L’accès aux pièces comptables du comité social et économique constitue un enjeu concret pour les élus qui entendent exercer utilement leur mandat. Encore faut-il, lorsqu’un différend survient, caractériser précisément l’atteinte alléguée à ce droit. Par un arrêt du 8 juillet 2026, la chambre sociale de la Cour de cassation précise les conditions d’intervention du juge des référés en présence d’un prétendu trouble manifestement illicite (Cass. soc., 8 juill. 2026, n° 25-10.126, consultable sur Legifrance).

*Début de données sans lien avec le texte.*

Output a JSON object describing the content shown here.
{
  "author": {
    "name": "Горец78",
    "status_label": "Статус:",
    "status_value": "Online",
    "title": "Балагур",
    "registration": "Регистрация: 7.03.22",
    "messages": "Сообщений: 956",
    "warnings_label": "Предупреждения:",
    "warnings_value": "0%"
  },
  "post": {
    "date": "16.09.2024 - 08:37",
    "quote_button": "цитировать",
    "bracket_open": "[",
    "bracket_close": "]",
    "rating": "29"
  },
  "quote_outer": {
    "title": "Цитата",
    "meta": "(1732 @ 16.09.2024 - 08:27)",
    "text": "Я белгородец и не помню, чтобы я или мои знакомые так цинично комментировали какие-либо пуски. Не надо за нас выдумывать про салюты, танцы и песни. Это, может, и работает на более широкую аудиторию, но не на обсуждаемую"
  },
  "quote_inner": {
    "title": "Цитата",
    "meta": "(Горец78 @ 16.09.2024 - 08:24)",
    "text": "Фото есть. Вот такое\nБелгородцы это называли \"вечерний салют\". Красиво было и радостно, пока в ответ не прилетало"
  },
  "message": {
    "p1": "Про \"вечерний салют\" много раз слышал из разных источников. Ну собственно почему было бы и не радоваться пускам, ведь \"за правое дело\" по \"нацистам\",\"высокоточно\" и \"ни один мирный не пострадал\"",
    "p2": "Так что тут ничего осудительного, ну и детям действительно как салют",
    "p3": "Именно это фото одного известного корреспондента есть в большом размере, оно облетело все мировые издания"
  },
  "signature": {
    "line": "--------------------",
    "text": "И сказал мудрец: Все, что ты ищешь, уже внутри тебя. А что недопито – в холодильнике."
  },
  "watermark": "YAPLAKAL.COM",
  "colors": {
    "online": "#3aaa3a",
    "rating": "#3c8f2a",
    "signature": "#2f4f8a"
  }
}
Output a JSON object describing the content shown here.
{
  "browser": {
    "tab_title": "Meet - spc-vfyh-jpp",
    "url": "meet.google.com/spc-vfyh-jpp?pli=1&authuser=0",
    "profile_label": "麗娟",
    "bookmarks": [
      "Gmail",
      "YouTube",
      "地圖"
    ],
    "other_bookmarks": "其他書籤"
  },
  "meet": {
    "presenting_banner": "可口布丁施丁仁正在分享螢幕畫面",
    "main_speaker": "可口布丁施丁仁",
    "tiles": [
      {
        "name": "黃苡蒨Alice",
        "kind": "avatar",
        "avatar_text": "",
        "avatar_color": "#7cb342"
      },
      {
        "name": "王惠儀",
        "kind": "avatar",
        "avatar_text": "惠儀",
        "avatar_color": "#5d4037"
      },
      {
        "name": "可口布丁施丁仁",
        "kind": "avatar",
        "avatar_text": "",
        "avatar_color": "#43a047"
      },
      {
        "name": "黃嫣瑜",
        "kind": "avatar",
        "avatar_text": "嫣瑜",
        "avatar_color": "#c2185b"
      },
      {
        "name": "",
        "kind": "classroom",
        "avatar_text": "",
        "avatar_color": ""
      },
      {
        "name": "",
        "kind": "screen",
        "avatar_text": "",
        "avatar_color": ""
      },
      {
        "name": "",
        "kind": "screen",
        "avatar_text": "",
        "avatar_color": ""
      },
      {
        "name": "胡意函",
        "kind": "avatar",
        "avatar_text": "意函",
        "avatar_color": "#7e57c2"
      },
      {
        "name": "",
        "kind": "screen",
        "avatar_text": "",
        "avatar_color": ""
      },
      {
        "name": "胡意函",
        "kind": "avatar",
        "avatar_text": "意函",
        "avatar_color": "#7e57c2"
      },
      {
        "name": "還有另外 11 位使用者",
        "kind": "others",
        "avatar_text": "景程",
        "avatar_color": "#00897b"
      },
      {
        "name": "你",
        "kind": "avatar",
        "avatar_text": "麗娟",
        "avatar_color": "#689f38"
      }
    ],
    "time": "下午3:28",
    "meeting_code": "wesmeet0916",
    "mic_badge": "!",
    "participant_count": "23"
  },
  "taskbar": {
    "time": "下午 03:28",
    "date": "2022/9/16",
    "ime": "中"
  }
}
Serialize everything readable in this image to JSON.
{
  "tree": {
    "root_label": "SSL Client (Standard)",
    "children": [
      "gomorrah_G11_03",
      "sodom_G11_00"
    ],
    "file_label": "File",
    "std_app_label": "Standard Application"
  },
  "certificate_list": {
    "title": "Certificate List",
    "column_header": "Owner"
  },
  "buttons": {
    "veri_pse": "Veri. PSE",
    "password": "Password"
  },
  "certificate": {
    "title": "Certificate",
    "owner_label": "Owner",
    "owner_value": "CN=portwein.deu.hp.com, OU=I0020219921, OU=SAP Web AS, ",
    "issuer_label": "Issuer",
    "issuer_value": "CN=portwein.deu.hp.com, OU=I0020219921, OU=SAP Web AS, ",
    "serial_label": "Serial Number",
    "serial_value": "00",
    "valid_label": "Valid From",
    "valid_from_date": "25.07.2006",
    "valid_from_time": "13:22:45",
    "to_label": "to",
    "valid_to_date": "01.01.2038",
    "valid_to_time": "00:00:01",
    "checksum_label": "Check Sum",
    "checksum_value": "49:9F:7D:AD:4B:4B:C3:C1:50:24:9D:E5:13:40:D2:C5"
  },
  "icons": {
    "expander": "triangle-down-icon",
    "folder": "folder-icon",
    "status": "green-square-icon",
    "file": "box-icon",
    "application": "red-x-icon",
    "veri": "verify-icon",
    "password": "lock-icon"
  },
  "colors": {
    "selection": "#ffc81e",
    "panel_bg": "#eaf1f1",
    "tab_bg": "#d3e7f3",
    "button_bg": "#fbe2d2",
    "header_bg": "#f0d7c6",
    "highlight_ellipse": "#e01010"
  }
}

Le principe d’un égal accès des membres du CSE aux documents administratifs et comptables

La Haute juridiction rappelle d’abord que l’ensemble des membres du comité social et économique bénéficie d’un droit identique d’accès aux archives ainsi qu’aux documents administratifs et comptables de l’instance, conformément aux dispositions du Code du travail. Dans l’affaire soumise à son examen, plusieurs élus avaient saisi le juge des référés afin d’obtenir une nouvelle consultation des documents comptables du comité. Ils soutenaient ne pas avoir pu prendre connaissance de l’intégralité des pièces lors de précédentes séances de consultation organisées dans les locaux du CSE. Selon eux, le refus opposé à une nouvelle demande d’accès suffisait à caractériser un trouble manifestement illicite justifiant l’intervention du juge de l’évidence.

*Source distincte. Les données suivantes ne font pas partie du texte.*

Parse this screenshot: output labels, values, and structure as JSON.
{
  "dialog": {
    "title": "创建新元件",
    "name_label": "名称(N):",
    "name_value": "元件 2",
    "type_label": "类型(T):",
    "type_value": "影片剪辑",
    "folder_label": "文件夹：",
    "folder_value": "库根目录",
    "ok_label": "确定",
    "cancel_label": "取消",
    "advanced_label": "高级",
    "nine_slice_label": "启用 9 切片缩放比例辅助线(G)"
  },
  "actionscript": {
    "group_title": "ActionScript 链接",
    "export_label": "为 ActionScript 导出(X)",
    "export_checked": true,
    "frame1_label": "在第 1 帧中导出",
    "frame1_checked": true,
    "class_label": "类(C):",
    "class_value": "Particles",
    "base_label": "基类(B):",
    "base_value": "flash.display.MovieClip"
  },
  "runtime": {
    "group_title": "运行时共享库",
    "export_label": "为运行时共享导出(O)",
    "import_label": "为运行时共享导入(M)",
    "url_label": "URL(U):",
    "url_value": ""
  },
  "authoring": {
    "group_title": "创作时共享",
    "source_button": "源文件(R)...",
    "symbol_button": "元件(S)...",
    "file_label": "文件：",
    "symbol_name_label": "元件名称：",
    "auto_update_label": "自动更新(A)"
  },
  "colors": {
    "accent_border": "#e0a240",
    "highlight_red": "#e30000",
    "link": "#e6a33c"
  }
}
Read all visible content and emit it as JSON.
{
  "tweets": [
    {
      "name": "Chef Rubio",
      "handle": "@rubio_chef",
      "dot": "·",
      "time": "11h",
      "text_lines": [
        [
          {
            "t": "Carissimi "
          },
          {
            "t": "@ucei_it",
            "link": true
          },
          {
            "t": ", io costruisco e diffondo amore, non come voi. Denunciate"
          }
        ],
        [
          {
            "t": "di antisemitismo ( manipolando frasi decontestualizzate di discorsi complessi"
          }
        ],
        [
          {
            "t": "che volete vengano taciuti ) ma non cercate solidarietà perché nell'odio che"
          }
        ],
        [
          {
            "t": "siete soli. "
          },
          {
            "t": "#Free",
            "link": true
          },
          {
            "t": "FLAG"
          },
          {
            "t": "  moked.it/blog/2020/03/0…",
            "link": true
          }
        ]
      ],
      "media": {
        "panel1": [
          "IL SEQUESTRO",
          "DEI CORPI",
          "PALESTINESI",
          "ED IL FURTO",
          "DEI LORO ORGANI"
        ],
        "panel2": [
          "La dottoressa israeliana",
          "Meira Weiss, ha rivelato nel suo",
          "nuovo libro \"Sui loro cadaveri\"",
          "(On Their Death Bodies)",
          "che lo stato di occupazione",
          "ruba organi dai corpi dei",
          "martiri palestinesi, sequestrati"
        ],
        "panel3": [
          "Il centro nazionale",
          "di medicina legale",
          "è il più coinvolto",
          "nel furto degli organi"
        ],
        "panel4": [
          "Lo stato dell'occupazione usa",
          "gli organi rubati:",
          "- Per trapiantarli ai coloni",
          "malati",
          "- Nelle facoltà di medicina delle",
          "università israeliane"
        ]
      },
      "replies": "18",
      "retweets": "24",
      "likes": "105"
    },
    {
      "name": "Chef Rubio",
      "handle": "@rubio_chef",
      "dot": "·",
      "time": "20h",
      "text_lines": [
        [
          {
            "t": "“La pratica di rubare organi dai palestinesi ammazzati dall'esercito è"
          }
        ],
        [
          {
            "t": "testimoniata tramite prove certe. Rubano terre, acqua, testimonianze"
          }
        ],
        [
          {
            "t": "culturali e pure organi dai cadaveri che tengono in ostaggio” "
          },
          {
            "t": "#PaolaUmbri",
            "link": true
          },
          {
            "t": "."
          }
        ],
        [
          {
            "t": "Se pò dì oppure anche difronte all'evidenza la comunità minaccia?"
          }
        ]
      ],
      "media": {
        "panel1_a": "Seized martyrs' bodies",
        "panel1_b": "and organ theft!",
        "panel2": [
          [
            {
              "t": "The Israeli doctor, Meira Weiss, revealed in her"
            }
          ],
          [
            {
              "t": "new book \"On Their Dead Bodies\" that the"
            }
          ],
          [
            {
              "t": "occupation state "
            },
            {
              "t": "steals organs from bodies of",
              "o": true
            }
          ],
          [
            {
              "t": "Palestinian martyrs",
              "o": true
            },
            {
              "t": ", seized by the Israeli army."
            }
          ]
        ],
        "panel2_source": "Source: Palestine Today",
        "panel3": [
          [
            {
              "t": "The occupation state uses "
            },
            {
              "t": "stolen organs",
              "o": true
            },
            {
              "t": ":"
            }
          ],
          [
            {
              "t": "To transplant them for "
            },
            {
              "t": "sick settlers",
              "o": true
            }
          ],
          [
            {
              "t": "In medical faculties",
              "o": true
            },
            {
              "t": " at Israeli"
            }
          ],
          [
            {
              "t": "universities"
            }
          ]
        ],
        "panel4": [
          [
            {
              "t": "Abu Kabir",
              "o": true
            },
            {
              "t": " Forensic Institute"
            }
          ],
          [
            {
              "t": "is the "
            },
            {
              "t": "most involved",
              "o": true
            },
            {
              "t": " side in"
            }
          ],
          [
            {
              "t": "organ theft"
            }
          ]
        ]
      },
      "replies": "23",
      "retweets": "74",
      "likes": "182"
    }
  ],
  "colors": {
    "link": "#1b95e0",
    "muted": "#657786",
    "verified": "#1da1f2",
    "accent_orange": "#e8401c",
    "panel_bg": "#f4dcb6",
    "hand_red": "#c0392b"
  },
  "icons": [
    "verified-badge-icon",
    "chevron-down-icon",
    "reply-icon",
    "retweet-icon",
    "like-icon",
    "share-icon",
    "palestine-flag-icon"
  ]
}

L’exigence d’une preuve d’un refus ou d’une restriction effective d’accès

La Cour de cassation écarte cette argumentation. Elle relève que plusieurs consultations avaient effectivement été mises en place et que les juges du fond avaient souverainement constaté l’absence de preuve d’une privation d’accès aux documents sollicités. Dès lors, faute pour les demandeurs d’établir qu’un refus d’accès ou une restriction concrète leur avait été opposé, le caractère manifestement illicite du trouble invoqué ne pouvait être retenu. En l’absence d’une telle démonstration, le juge des référés ne pouvait ordonner de nouvelles mesures. La décision souligne ainsi que si le droit d’accès des élus du CSE est pleinement reconnu, son effectivité devant le juge des référés suppose d’apporter des éléments précis établissant une atteinte caractérisée. La seule affirmation de ne pas avoir consulté certaines pièces demeure insuffisante à fonder l’existence d’un trouble manifestement illicite.